LAZISMU.ORG - Lazismu telah menyelesaikan agenda Rakernas Lazismu 2021 yang digelar sejak hari Jumat (4/12).
Ada 6 divisi kerja unggulan yang dikuatkan dari Rakernas Lazismu 2021 ini. Antara lain divisi kerja Kelembagaan, Sumber Daya Amil, divisi Keuangan, Fundraising & Kerjasama, Public Relations, dan Penyaluran.
Divisi kerja unggulan kelembagaan mencakup standarisasi kantor, penggunaan sistem informasi manajemen terintegrasi, pembentukan dan standarisasi LAZ AUM. Adapun divisi sumber daya amil mencakup peningkatan jumlah amil tersertifikasi. Lazismu menargetkan memiliki 1000 amil tersertifikasi pada tahun 2021.
Lazismu, melalui Rakernas, juga mengesahkan Rancangan Anggaran Pendapatan Belanja (RAPB) tahun 2021. RAPB yang menjadi target di tahun 2021 adalah Rp. 201,370,898,326,00. Dalam laporan Rakernas yang ditulis oleh Dr. Nuryadi Wijihardjono, Lazismu menargetkan adanya optimalisasi penggunaan SIM keuangan dan laporan keuangan yang teraudit secara nasional.
Nuryadi menulis bahwa dalam hal Fundraising & kerjasama, Lazismu menargetkan beberapa hal. Pertama, standarisasi dan klasterisasi Lazismu Daerah & Kantor Layanan berdasarkan hasil perolehan. Kedua, penetapan tanggal tertentu untuk Fundraising. Ketiga, menjalin Kemitraan dengan instansi pemerintah, swasta, LSM, dan LAZ lain. Keempat, memperbanyak kolaborasi dengan penyedia platform digital.
Sementara itu, dalam divisi Public Relations, Lazismu menargetkan peningkatan branding Lazismu dengan platform digital, kerjasama dengan platform digital untuk pemberitaan, pelayanan secara online dengan sistem yang terintegrasi, dan produksi konten yang sesuai dengan generasi muda.
Dalam hal penyaluran, Lazismu akan fokus pada 8 asnaf, rekomendasi Muktamar, dan peningkatan SDGs.

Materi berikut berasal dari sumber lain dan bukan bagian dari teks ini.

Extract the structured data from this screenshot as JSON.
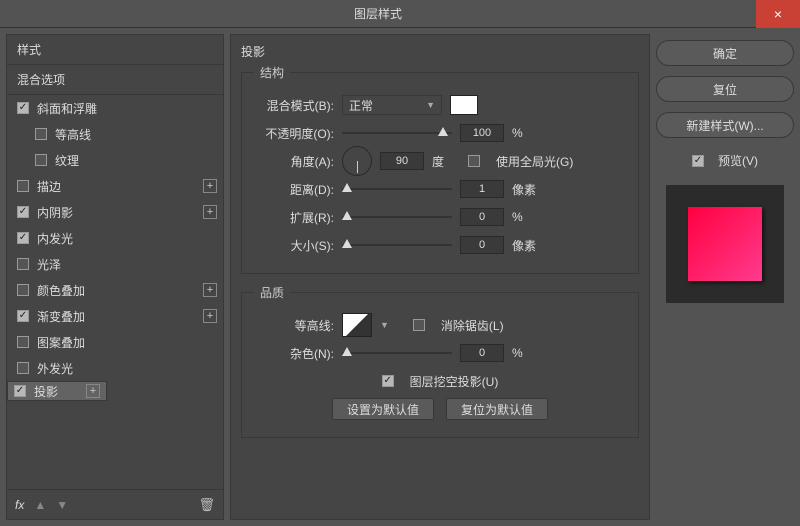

Sementara itu, Hilman Latief, Ketua Badan Pengurus Lazismu Pusat dalam sambutannya berharap agar Kantor-Kantor Lazismu tetap melakukan kaderisasi amil.
Ia memandang perlu adanya penugasan eksekutif ke Daerah dan Wilayah untuk mengembangkan keamilan di satu daerah. "Selain itu, harus memperbanyak amil yang melek teknologi (digital friendly) untuk manfaat yang lebih besar. Wiilayah dan Daerah juga harus berperan aktif dalam pencapaian SDGs," jelasnya. (Yusuf)

LAZISMU.ORG - Dalam rangkaian kegiatan Rakernas Lazismu, Lazismu Pusat memberikan Penghargaan Lazismu Award kepada Kantor-Kantor yang berprestasi. Lazismu Award diberikan kepada Kantor Layanan hingga Kantor Wilayah.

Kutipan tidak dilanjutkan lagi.